Au temps de la guerre froide l’Europe et les Etats-Unis formaient un bloc, appelé Occident. L’Amérique était venue au secours des Européens pour les délivrer de la peste nazie. Elle les avait aidés ensuite à créer la Communauté européenne, devenue plus tard l’Union européenne. Elle les protégeait du péril communiste à travers l’OTAN et défendait à leurs côtés la démocratie face au totalitarisme. La solidarité transatlantique était à l’ordre du jour. De part et d’autre de l’océan, on partageait la même exigence de liberté, le même désir de prospérité, la même aspiration à la modernité. On ne cherchait pas encore à affirmer une identité européenne. Ou plutôt on inscrivait celle-ci dans le cadre d’une étroite coopération entre l’ancien et le nouveau continent.
Une minorité d’Européens, notamment en France, où subsistait et où subsiste encore un vieux fond d’anti-américanisme, refusaient ce qu’ils percevaient comme un asservissement. C’était l’époque où Le Monde militait pour le neutralisme, c’est-à-dire pour un double rejet du capitalisme américain et du communisme soviétique. Mais la plupart des pays d’Europe de l’Ouest ne remettaient pas en cause le lien qui les unissait à Washington. La construction européenne n’était pas conçue comme un moyen de s’opposer aux Etats-Unis mais plutôt de renforcer le bloc occidental. Certes l’alliance militaire entre les deux continents apparaissait comme inégale mais cette disparité n’entamait pas la relation de confiance entre les deux rives de l’Atlantique.
Il a fallu attendre les bouleversements qui ont accompagné la dissolution de l’URSS pour que les Européens tentent de s’émanciper de leur puissant allié. Les plus résolus d’entre eux ont tenu à rappeler que les valeurs européennes ne se confondent pas avec les valeurs américaines et que les deux peuples ne défendent pas le même modèle de société. L’affirmation d’une identité européenne passerait donc par une prise de distance avec les Etats-Unis. La crise a éclaté en 2003 lorsque le tandem franco-allemand a refusé de s’associer à la guerre en Irak. Le politologue américain Robert Kagan a acté le divorce en opposant la puissance de l’Amérique, issue de Mars, à la faiblesse de l’Europe, venue de Vénus. « La fin de l’Occident ? », interrogeait, en 2005, le chercheur français François Heisbourg.

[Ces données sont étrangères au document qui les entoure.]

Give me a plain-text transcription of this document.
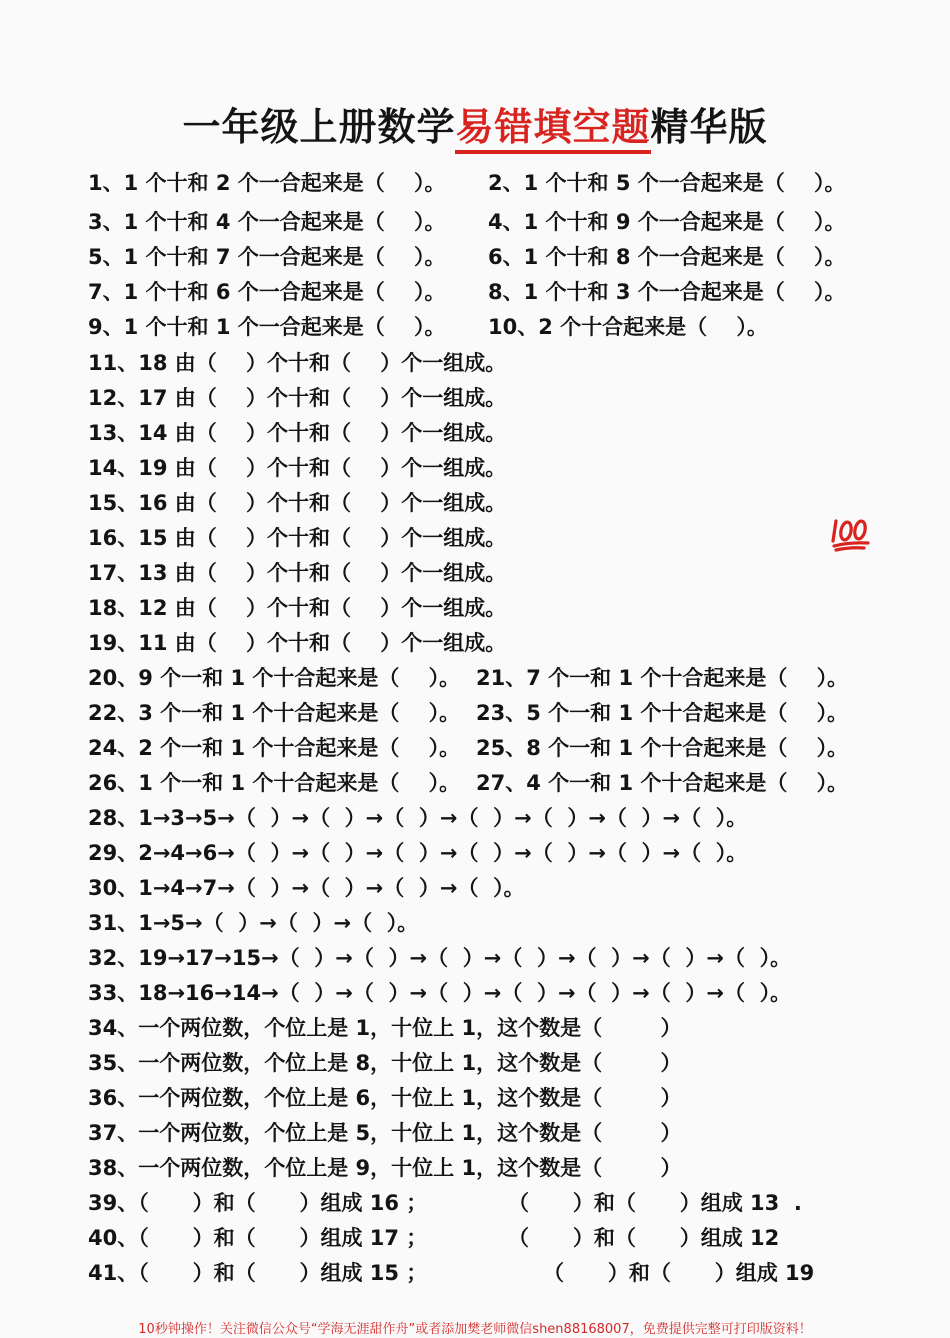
一年级上册数学易错填空题精华版
1、1 个十和 2 个一合起来是（    ）。 2、1 个十和 5 个一合起来是（    ）。
3、1 个十和 4 个一合起来是（    ）。 4、1 个十和 9 个一合起来是（    ）。
5、1 个十和 7 个一合起来是（    ）。 6、1 个十和 8 个一合起来是（    ）。
7、1 个十和 6 个一合起来是（    ）。 8、1 个十和 3 个一合起来是（    ）。
9、1 个十和 1 个一合起来是（    ）。 10、2 个十合起来是（    ）。
11、18 由（    ）个十和（    ）个一组成。
12、17 由（    ）个十和（    ）个一组成。
13、14 由（    ）个十和（    ）个一组成。
14、19 由（    ）个十和（    ）个一组成。
15、16 由（    ）个十和（    ）个一组成。
16、15 由（    ）个十和（    ）个一组成。
17、13 由（    ）个十和（    ）个一组成。
18、12 由（    ）个十和（    ）个一组成。
19、11 由（    ）个十和（    ）个一组成。
20、9 个一和 1 个十合起来是（    ）。 21、7 个一和 1 个十合起来是（    ）。
22、3 个一和 1 个十合起来是（    ）。 23、5 个一和 1 个十合起来是（    ）。
24、2 个一和 1 个十合起来是（    ）。 25、8 个一和 1 个十合起来是（    ）。
26、1 个一和 1 个十合起来是（    ）。 27、4 个一和 1 个十合起来是（    ）。
28、1→3→5→（  ）→（  ）→（  ）→（  ）→（  ）→（  ）→（  ）。
29、2→4→6→（  ）→（  ）→（  ）→（  ）→（  ）→（  ）→（  ）。
30、1→4→7→（  ）→（  ）→（  ）→（  ）。
31、1→5→（  ）→（  ）→（  ）。
32、19→17→15→（  ）→（  ）→（  ）→（  ）→（  ）→（  ）→（  ）。
33、18→16→14→（  ）→（  ）→（  ）→（  ）→（  ）→（  ）→（  ）。
34、一个两位数，个位上是 1，十位上 1，这个数是（        ）
35、一个两位数，个位上是 8，十位上 1，这个数是（        ）
36、一个两位数，个位上是 6，十位上 1，这个数是（        ）
37、一个两位数，个位上是 5，十位上 1，这个数是（        ）
38、一个两位数，个位上是 9，十位上 1，这个数是（        ）
39、（      ）和（      ）组成 16 ；	（      ）和（      ）组成 13  .
40、（      ）和（      ）组成 17 ；	（      ）和（      ）组成 12
41、（      ）和（      ）组成 15 ；	（      ）和（      ）组成 19
10秒钟操作！关注微信公众号“学海无涯甜作舟”或者添加樊老师微信shen88168007，免费提供完整可打印版资料！
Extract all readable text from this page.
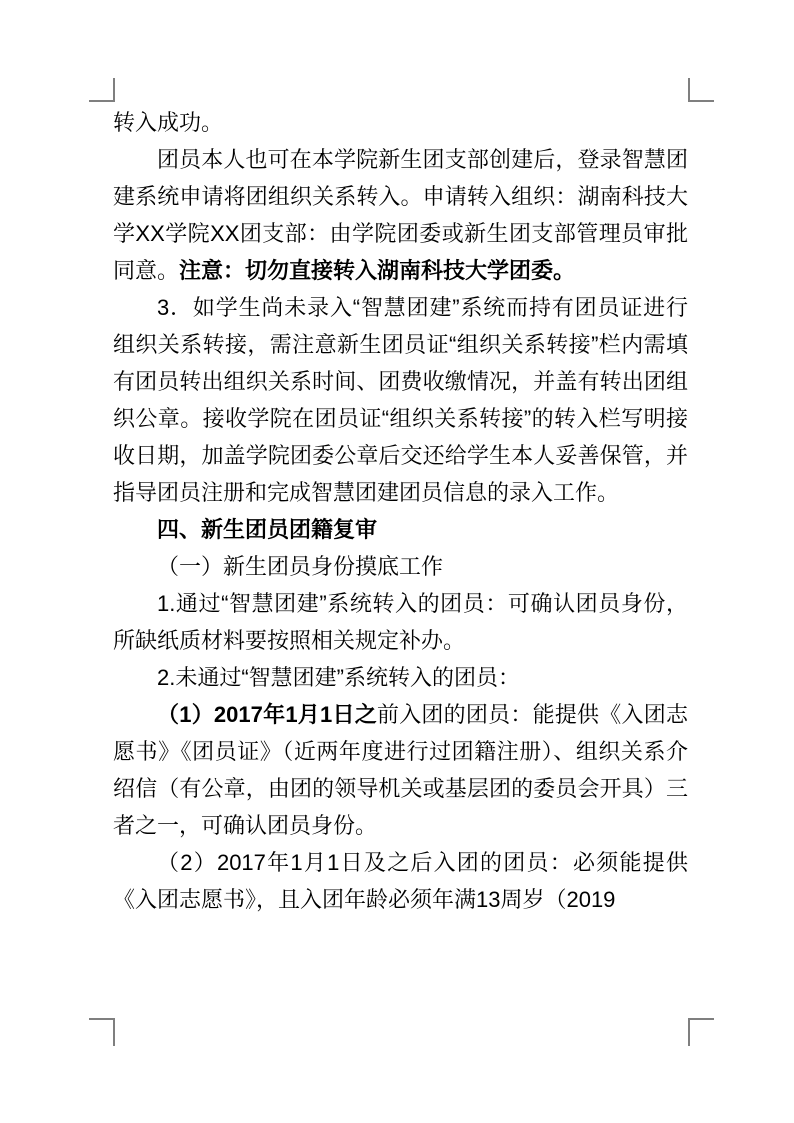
转入成功。

团员本人也可在本学院新生团支部创建后，登录智慧团建系统申请将团组织关系转入。申请转入组织：湖南科技大学XX学院XX团支部：由学院团委或新生团支部管理员审批同意。注意：切勿直接转入湖南科技大学团委。

3．如学生尚未录入“智慧团建”系统而持有团员证进行组织关系转接，需注意新生团员证“组织关系转接”栏内需填有团员转出组织关系时间、团费收缴情况，并盖有转出团组织公章。接收学院在团员证“组织关系转接”的转入栏写明接收日期，加盖学院团委公章后交还给学生本人妥善保管，并指导团员注册和完成智慧团建团员信息的录入工作。

四、新生团员团籍复审

（一）新生团员身份摸底工作

1.通过“智慧团建”系统转入的团员：可确认团员身份，所缺纸质材料要按照相关规定补办。

2.未通过“智慧团建”系统转入的团员：

（1）2017年1月1日之前入团的团员：能提供《入团志愿书》《团员证》（近两年度进行过团籍注册）、组织关系介绍信（有公章，由团的领导机关或基层团的委员会开具）三者之一，可确认团员身份。

（2）2017年1月1日及之后入团的团员：必须能提供《入团志愿书》，且入团年龄必须年满13周岁（2019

La méfiance entre les deux continents a été accrue ensuite par les provocations de Donald Trump. Mais l’arrivée de Joe Biden à la Maison-Blanche pourrait bien changer la donne. Le nouveau président a multiplié les signes de bienveillance à l’égard de l’Union européenne, allant jusqu’à participer, en visioconférence, à son dernier sommet. Il a souligné la communauté de valeurs qui unit les deux rives de l’Atlantique et souhaité le renforcement de leur lien dans une union reconstituée. Ses interlocuteurs européens n’ont pas manqué de se réjouir de ce changement de ton. « L’Amérique est de retour et nous sommes heureux de vous retrouver », a lancé le président du Conseil européen, Charles Michel, tandis que la présidente de la Commission, Ursula von der Leyen, appelait à « un nouveau programme transatlantique ».
Avec l’Amérique, c’est bien l’Occident qui est de retour – en paroles, sinon en actes. Un bloc euro-américain se reforme à l’Ouest, comme au temps de la guerre froide. Il est vrai qu’à l’Est un autre bloc se met en place, qui rassemble la Chine et la Russie, deux pays qui n’hésitent pas à défier les puissances occidentales. Il est normal que celles-ci réagissent dès lors qu’elles s’estiment menacées. Une nouvelle guerre froide semble naître, qui prend la forme, pour le moment, d’une vaste lutte d’influence entre le camp des démocraties et celui des dictatures. Il faut souhaiter que la négociation l’emporte sur l’affrontement.